7月18日、参議院議員会館で「高専」について現役職員や研究者、文部科学省の関係者らが議論する「第2回国会高専人会」が開催され、「高専(本科)卒業生への学位授与」などについて議論されました。
高等専門学校、いわゆる「高専」は普通科の高等学校や4年制大学と異なり、5年間で知識と技術を身につける教育機関です。
高専を5年間で卒業すると「準学士」が付与されますが、これは“称号“で、国際基準の正式な “学位“ではありません。
高専生は日頃から先進的な技術や知識に触れており、次世代を担う人材だとして近年国内でも注目が集まっていますが、5年制の本科を卒業すると“学位が付与されない“ことにより、卒業後の国際的な活躍が阻まれるケースもあるといいます。
例えば、アジアや欧州で知的労働や研究をする場合、VISA発給に「学位」が必要となり、就職・就業できないことが挙げられます。
また、国内でも就職時に学位がないことを理由に、短大卒の「短期大学士」を授与された学生より就職条件が悪くなるケースも。
高専生の中には大学へ進学する人や、「専攻科」と呼ばれる2年制の学科へ進学し学位を取得する人もいます。もちろん「学びたい」という純粋な動機で進学する人が大半ですが、こうした就職の影響もあって進学する場合もあるそう。
実際は、5年間で非常に高度かつ専門的な知識を身につけており、高専OBに適切な評価がされていないのではないかとの声が根強くあります。
一方で、日本の魅力的な高専システムを「KOSEN」として取り入れたモンゴルでは「短期大学卒と同等の学位=短期大学士」が付与されています。
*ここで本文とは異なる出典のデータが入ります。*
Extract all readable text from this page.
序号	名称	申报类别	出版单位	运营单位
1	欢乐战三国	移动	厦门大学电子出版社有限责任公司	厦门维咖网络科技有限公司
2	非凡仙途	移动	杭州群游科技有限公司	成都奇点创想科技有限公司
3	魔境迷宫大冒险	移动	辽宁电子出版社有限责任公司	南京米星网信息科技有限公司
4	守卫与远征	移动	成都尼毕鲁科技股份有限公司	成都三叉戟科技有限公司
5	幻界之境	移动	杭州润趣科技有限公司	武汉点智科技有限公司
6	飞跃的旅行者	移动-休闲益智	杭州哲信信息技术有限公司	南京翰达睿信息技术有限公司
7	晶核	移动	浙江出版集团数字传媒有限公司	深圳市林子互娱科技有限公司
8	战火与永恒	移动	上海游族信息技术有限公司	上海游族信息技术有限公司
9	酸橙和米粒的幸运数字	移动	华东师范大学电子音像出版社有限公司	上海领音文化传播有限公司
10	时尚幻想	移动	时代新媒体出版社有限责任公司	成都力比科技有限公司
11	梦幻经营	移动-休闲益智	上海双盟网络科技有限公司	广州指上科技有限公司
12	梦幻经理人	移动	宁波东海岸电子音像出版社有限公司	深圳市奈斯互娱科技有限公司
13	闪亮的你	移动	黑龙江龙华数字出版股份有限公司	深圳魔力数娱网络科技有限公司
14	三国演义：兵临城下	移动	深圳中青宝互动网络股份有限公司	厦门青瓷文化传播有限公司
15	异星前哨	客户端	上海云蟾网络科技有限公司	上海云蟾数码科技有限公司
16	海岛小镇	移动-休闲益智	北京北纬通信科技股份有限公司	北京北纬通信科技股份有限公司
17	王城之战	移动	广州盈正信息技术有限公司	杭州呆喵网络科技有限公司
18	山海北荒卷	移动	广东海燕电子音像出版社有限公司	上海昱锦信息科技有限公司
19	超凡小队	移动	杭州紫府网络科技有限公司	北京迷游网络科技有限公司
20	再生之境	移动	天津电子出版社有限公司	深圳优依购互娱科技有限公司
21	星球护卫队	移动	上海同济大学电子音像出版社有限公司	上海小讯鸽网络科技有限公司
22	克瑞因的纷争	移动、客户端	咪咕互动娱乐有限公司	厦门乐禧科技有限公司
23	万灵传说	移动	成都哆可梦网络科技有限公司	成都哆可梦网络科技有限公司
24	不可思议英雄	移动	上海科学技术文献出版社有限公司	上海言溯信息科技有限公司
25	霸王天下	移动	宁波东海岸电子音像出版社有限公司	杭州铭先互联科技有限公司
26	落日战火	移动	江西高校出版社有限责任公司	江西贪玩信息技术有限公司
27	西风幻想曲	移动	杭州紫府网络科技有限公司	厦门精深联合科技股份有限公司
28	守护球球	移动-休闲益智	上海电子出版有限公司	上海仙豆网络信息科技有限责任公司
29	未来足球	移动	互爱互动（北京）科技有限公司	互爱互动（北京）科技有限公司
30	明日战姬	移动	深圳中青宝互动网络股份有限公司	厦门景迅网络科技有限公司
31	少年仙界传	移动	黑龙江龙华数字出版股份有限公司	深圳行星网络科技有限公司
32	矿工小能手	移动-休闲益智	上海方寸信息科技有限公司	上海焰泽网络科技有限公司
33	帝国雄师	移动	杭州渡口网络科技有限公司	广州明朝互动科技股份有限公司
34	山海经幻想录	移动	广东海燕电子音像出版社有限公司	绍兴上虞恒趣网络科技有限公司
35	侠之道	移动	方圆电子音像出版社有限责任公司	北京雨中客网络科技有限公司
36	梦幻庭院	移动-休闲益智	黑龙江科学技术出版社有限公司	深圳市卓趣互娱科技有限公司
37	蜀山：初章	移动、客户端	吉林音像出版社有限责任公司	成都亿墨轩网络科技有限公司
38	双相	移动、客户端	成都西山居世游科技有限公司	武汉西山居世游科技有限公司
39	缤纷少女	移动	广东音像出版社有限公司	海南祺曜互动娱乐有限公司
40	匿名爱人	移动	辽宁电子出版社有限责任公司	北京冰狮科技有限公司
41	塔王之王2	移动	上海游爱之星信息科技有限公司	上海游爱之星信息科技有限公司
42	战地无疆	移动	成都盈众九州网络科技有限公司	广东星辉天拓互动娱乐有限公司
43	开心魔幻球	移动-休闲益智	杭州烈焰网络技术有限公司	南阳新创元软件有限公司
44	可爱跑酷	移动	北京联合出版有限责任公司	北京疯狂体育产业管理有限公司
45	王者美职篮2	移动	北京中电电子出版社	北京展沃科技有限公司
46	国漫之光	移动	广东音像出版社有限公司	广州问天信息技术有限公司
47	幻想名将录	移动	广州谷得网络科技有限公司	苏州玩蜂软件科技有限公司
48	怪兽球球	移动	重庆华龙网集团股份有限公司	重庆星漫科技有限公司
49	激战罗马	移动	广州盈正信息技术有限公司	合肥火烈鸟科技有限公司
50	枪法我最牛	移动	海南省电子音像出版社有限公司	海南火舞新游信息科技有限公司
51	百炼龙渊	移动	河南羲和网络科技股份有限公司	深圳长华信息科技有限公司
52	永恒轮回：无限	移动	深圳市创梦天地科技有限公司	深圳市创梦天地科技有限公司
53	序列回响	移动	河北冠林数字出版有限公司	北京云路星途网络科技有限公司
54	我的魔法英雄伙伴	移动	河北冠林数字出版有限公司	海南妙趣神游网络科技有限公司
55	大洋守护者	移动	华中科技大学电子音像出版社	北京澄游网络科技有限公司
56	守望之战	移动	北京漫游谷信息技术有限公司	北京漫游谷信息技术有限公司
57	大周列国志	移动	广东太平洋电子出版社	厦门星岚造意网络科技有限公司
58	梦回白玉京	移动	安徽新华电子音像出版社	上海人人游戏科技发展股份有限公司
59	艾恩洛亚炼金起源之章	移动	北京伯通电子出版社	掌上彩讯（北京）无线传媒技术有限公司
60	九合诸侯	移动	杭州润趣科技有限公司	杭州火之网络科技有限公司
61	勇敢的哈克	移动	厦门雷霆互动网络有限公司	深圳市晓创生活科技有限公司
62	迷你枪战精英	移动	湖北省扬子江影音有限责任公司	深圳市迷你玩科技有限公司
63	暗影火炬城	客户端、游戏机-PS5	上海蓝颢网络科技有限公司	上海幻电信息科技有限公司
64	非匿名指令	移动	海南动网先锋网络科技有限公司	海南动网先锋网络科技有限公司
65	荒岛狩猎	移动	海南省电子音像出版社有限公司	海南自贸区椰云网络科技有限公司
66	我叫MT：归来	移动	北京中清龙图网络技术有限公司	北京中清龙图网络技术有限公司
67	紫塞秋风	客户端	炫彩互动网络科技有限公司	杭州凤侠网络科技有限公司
これは「KOSEN」がタイの大学附属機関として設立された背景もあってのことだそうですが、日本発の教育システムが国外で“短期大学学士=Associate Degree”を認められる一方、日本国内では認められないという現実があります。
文科省の関係者は、これまで高専卒業生に学位が与えられなかったことについて「高専は研究や教育機関よりも技術者育成の側面が強く『学位』を授与することについて検討されてこなかったのではないか」と推測します。
会議に参加した現役高専教員からは「こうした課題は高専OBの活躍が今まで以上に国際的になってきたことで近年より表面化してきたのではないか」という意見も出ました。
学位を付与するには法改正などのハードルがあります。学国会高専人会では文科省に対し「高専(本科)卒への学位付与を提案し続けていきたい」としています。